La 90e semaine de la campagne « des mardis contre les exécutions » s’est déroulée dans 52 prisons iraniennes, au cours de laquelle les prisonniers participants ont entamé une grève de la faim. Un extrait de la déclaration relative à la Journée mondiale contre la peine de mort stipule :
« À l’occasion de la Journée mondiale contre la peine de mort, les prisonniers participant à la campagne « des mardis contre les exécutions » à la prison de Ghezel Hesar ont scandé des slogans contre la peine de mort, exprimant leur dégoût et leur révolte face à ces peines cruelles et inhumaines. »
Voici le communiqué complet de la 90e semaine de la campagne « des mardis contre les exécutions » :
Poursuite de la campagne « des mardis contre les exécutions » dans 52 prisons du pays, pour sa 90e semaine.
Nous remercions sincèrement tous les Iraniens courageux et épris de liberté qui ont participé à la campagne nationale marquant la Journée mondiale contre la peine de mort et ont fait entendre leur voix forte contre les exécutions dans tout l’Iran. Leur présence enthousiaste, leur soutien indéfectible et leur solidarité constante nous ont donné une force et un encouragement sans précédent pour poursuivre notre chemin vers un Iran sans peine capitale.
La campagne « des mardis contre les exécutions » a encore besoin de ce soutien pour que cette voix de justice et d’humanité puisse atteindre chaque jour plus fortement la conscience des personnes éveillées et la communauté internationale.
Alors que les pressions croissantes et les conditions inhumaines persistent dans les prisons iraniennes, nous avons assisté au transfert de prisonnières politiques et idéologiques de la prison de Qarchak à la prison d’Evin. Ces femmes ont été relogées suite au meurtre tragique de leur codétenue, Somayeh Rashidi, et à leur vaste protestation contre les conditions inhumaines de détention à Qarchak. Elles sont actuellement détenues à la prison d’Evin, privées de biens de première nécessité, notamment de chauffage, et subissent des conditions extrêmement pénibles. Ces conditions inhumaines, qui ne se limitent pas à Evin, illustrent une fois de plus la torture infligée aux prisonniers et les violations flagrantes des droits humains.

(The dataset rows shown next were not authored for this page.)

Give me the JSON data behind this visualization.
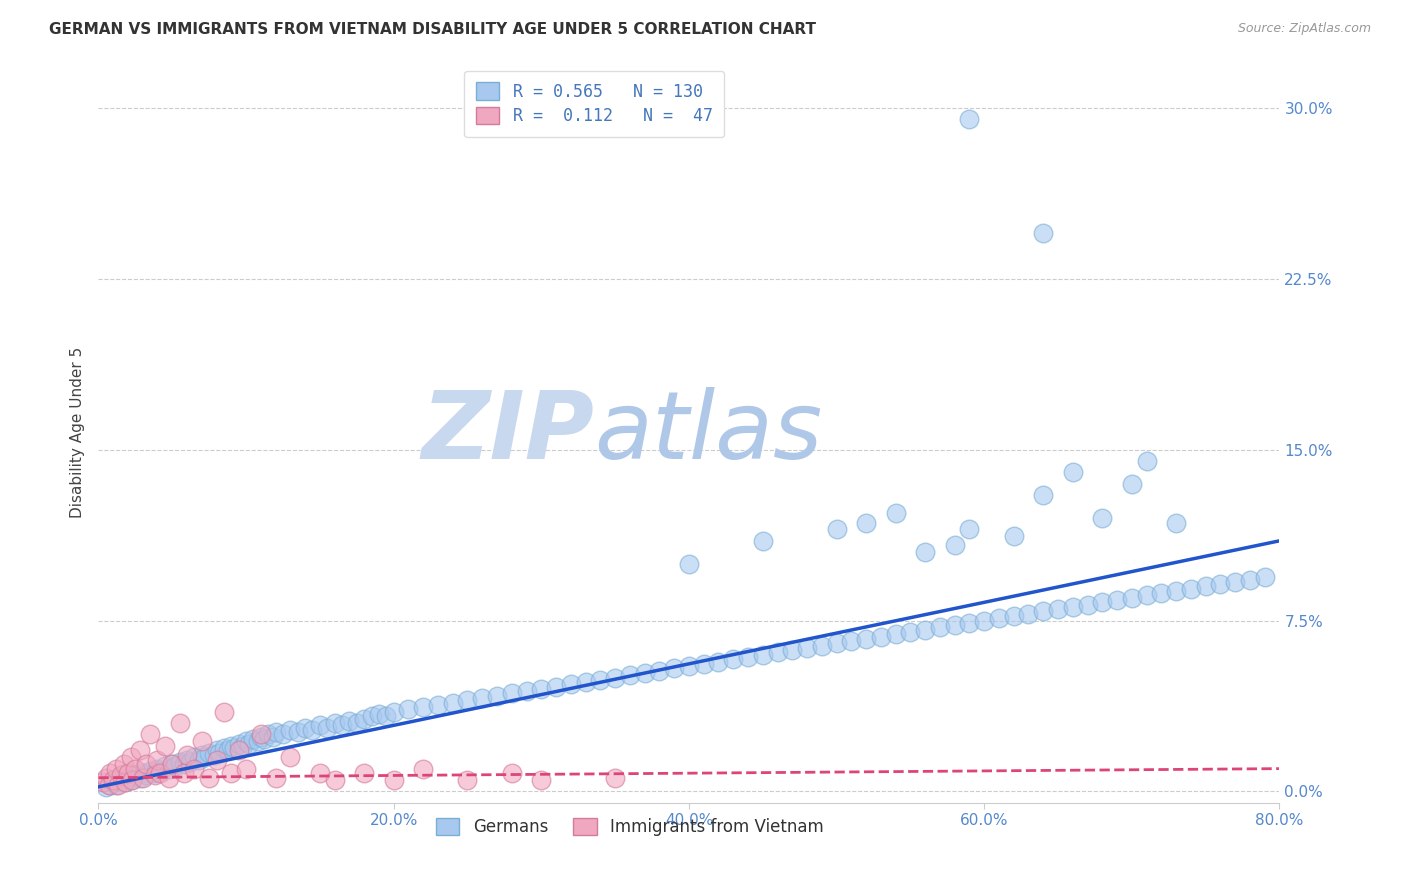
{
  "title": "GERMAN VS IMMIGRANTS FROM VIETNAM DISABILITY AGE UNDER 5 CORRELATION CHART",
  "source": "Source: ZipAtlas.com",
  "ylabel": "Disability Age Under 5",
  "background_color": "#ffffff",
  "watermark_zip": "ZIP",
  "watermark_atlas": "atlas",
  "xlim": [
    0.0,
    0.8
  ],
  "ylim": [
    -0.005,
    0.32
  ],
  "xticks": [
    0.0,
    0.2,
    0.4,
    0.6,
    0.8
  ],
  "yticks": [
    0.0,
    0.075,
    0.15,
    0.225,
    0.3
  ],
  "grid_color": "#cccccc",
  "german_color": "#a8c8f0",
  "german_edge_color": "#7aafd4",
  "vietnam_color": "#f0a8c0",
  "vietnam_edge_color": "#d47a9a",
  "trendline_german_color": "#2255cc",
  "trendline_vietnam_color": "#dd4477",
  "label_color": "#5588cc",
  "german_label": "Germans",
  "vietnam_label": "Immigrants from Vietnam",
  "legend_text_color": "#4477bb",
  "german_scatter": [
    [
      0.005,
      0.002
    ],
    [
      0.008,
      0.003
    ],
    [
      0.01,
      0.004
    ],
    [
      0.012,
      0.003
    ],
    [
      0.015,
      0.005
    ],
    [
      0.018,
      0.004
    ],
    [
      0.02,
      0.006
    ],
    [
      0.022,
      0.005
    ],
    [
      0.025,
      0.007
    ],
    [
      0.028,
      0.006
    ],
    [
      0.03,
      0.008
    ],
    [
      0.032,
      0.007
    ],
    [
      0.035,
      0.009
    ],
    [
      0.038,
      0.008
    ],
    [
      0.04,
      0.01
    ],
    [
      0.042,
      0.009
    ],
    [
      0.045,
      0.011
    ],
    [
      0.048,
      0.01
    ],
    [
      0.05,
      0.012
    ],
    [
      0.052,
      0.011
    ],
    [
      0.055,
      0.013
    ],
    [
      0.058,
      0.012
    ],
    [
      0.06,
      0.014
    ],
    [
      0.062,
      0.013
    ],
    [
      0.065,
      0.015
    ],
    [
      0.068,
      0.014
    ],
    [
      0.07,
      0.016
    ],
    [
      0.072,
      0.015
    ],
    [
      0.075,
      0.017
    ],
    [
      0.078,
      0.016
    ],
    [
      0.08,
      0.018
    ],
    [
      0.082,
      0.017
    ],
    [
      0.085,
      0.019
    ],
    [
      0.088,
      0.018
    ],
    [
      0.09,
      0.02
    ],
    [
      0.092,
      0.019
    ],
    [
      0.095,
      0.021
    ],
    [
      0.098,
      0.02
    ],
    [
      0.1,
      0.022
    ],
    [
      0.102,
      0.021
    ],
    [
      0.105,
      0.023
    ],
    [
      0.108,
      0.022
    ],
    [
      0.11,
      0.024
    ],
    [
      0.112,
      0.023
    ],
    [
      0.115,
      0.025
    ],
    [
      0.118,
      0.024
    ],
    [
      0.12,
      0.026
    ],
    [
      0.125,
      0.025
    ],
    [
      0.13,
      0.027
    ],
    [
      0.135,
      0.026
    ],
    [
      0.14,
      0.028
    ],
    [
      0.145,
      0.027
    ],
    [
      0.15,
      0.029
    ],
    [
      0.155,
      0.028
    ],
    [
      0.16,
      0.03
    ],
    [
      0.165,
      0.029
    ],
    [
      0.17,
      0.031
    ],
    [
      0.175,
      0.03
    ],
    [
      0.18,
      0.032
    ],
    [
      0.185,
      0.033
    ],
    [
      0.19,
      0.034
    ],
    [
      0.195,
      0.033
    ],
    [
      0.2,
      0.035
    ],
    [
      0.21,
      0.036
    ],
    [
      0.22,
      0.037
    ],
    [
      0.23,
      0.038
    ],
    [
      0.24,
      0.039
    ],
    [
      0.25,
      0.04
    ],
    [
      0.26,
      0.041
    ],
    [
      0.27,
      0.042
    ],
    [
      0.28,
      0.043
    ],
    [
      0.29,
      0.044
    ],
    [
      0.3,
      0.045
    ],
    [
      0.31,
      0.046
    ],
    [
      0.32,
      0.047
    ],
    [
      0.33,
      0.048
    ],
    [
      0.34,
      0.049
    ],
    [
      0.35,
      0.05
    ],
    [
      0.36,
      0.051
    ],
    [
      0.37,
      0.052
    ],
    [
      0.38,
      0.053
    ],
    [
      0.39,
      0.054
    ],
    [
      0.4,
      0.055
    ],
    [
      0.41,
      0.056
    ],
    [
      0.42,
      0.057
    ],
    [
      0.43,
      0.058
    ],
    [
      0.44,
      0.059
    ],
    [
      0.45,
      0.06
    ],
    [
      0.46,
      0.061
    ],
    [
      0.47,
      0.062
    ],
    [
      0.48,
      0.063
    ],
    [
      0.49,
      0.064
    ],
    [
      0.5,
      0.065
    ],
    [
      0.51,
      0.066
    ],
    [
      0.52,
      0.067
    ],
    [
      0.53,
      0.068
    ],
    [
      0.54,
      0.069
    ],
    [
      0.55,
      0.07
    ],
    [
      0.56,
      0.071
    ],
    [
      0.57,
      0.072
    ],
    [
      0.58,
      0.073
    ],
    [
      0.59,
      0.074
    ],
    [
      0.6,
      0.075
    ],
    [
      0.61,
      0.076
    ],
    [
      0.62,
      0.077
    ],
    [
      0.63,
      0.078
    ],
    [
      0.64,
      0.079
    ],
    [
      0.65,
      0.08
    ],
    [
      0.66,
      0.081
    ],
    [
      0.67,
      0.082
    ],
    [
      0.68,
      0.083
    ],
    [
      0.69,
      0.084
    ],
    [
      0.7,
      0.085
    ],
    [
      0.71,
      0.086
    ],
    [
      0.72,
      0.087
    ],
    [
      0.73,
      0.088
    ],
    [
      0.74,
      0.089
    ],
    [
      0.75,
      0.09
    ],
    [
      0.76,
      0.091
    ],
    [
      0.77,
      0.092
    ],
    [
      0.78,
      0.093
    ],
    [
      0.79,
      0.094
    ],
    [
      0.4,
      0.1
    ],
    [
      0.45,
      0.11
    ],
    [
      0.5,
      0.115
    ],
    [
      0.52,
      0.118
    ],
    [
      0.54,
      0.122
    ],
    [
      0.56,
      0.105
    ],
    [
      0.58,
      0.108
    ],
    [
      0.59,
      0.115
    ],
    [
      0.62,
      0.112
    ],
    [
      0.64,
      0.13
    ],
    [
      0.66,
      0.14
    ],
    [
      0.68,
      0.12
    ],
    [
      0.7,
      0.135
    ],
    [
      0.71,
      0.145
    ],
    [
      0.73,
      0.118
    ],
    [
      0.59,
      0.295
    ],
    [
      0.64,
      0.245
    ]
  ],
  "vietnam_scatter": [
    [
      0.003,
      0.004
    ],
    [
      0.005,
      0.006
    ],
    [
      0.007,
      0.003
    ],
    [
      0.008,
      0.008
    ],
    [
      0.01,
      0.005
    ],
    [
      0.012,
      0.01
    ],
    [
      0.013,
      0.003
    ],
    [
      0.015,
      0.007
    ],
    [
      0.017,
      0.012
    ],
    [
      0.018,
      0.004
    ],
    [
      0.02,
      0.008
    ],
    [
      0.022,
      0.015
    ],
    [
      0.023,
      0.005
    ],
    [
      0.025,
      0.01
    ],
    [
      0.028,
      0.018
    ],
    [
      0.03,
      0.006
    ],
    [
      0.032,
      0.012
    ],
    [
      0.035,
      0.025
    ],
    [
      0.038,
      0.007
    ],
    [
      0.04,
      0.014
    ],
    [
      0.042,
      0.008
    ],
    [
      0.045,
      0.02
    ],
    [
      0.048,
      0.006
    ],
    [
      0.05,
      0.012
    ],
    [
      0.055,
      0.03
    ],
    [
      0.058,
      0.008
    ],
    [
      0.06,
      0.016
    ],
    [
      0.065,
      0.01
    ],
    [
      0.07,
      0.022
    ],
    [
      0.075,
      0.006
    ],
    [
      0.08,
      0.014
    ],
    [
      0.085,
      0.035
    ],
    [
      0.09,
      0.008
    ],
    [
      0.095,
      0.018
    ],
    [
      0.1,
      0.01
    ],
    [
      0.11,
      0.025
    ],
    [
      0.12,
      0.006
    ],
    [
      0.13,
      0.015
    ],
    [
      0.15,
      0.008
    ],
    [
      0.16,
      0.005
    ],
    [
      0.18,
      0.008
    ],
    [
      0.2,
      0.005
    ],
    [
      0.22,
      0.01
    ],
    [
      0.25,
      0.005
    ],
    [
      0.28,
      0.008
    ],
    [
      0.3,
      0.005
    ],
    [
      0.35,
      0.006
    ]
  ],
  "german_trend_x": [
    0.0,
    0.8
  ],
  "german_trend_y": [
    0.002,
    0.11
  ],
  "vietnam_trend_x": [
    0.0,
    0.8
  ],
  "vietnam_trend_y": [
    0.006,
    0.01
  ]
}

Bien que ces prisonnières aient échappé à l’enfer de Qarchak, des centaines de femmes, parmi lesquelles des condamnées à mort, demeurent incarcérées dans ce centre de torture. À l’instar d’autres prisons infernales, Qarchak doit être fermée et les responsables de violations des droits humains doivent être traduits en justice.
Continuant à prononcer des peines injustes, la condamnation à mort d’Ehsan Faridi, étudiant et prisonnier politique détenu à la prison de Tabriz, a été confirmée il y a quelques jours – une décision prise sans procédure régulière, visant à semer la peur parmi les jeunes et les étudiants. Cet acte viole les droits humains et la dignité humaine et doit être fermement condamné.
Dans une nouvelle tentative d’intimidation de la société, nous avons assisté à la condamnation à mort de trois prisonniers idéologiques : Nasimeh Eslamzehi, son mari Arsalan Sheikhi et Amanj Karvanji. Pour nous, ces condamnations symbolisent l’injustice d’un système judiciaire despotique et nous incitent à continuer de dénoncer ces exécutions massives et brutales.
Dans ces circonstances, à l’occasion de la Journée mondiale contre la peine de mort, les prisonniers participant à la campagne « des mardis contre les exécutions » à la prison de Ghezel Hesar ont scandé des slogans contre la peine de mort, exprimant leur dégoût et leur colère face à ces peines cruelles et inhumaines.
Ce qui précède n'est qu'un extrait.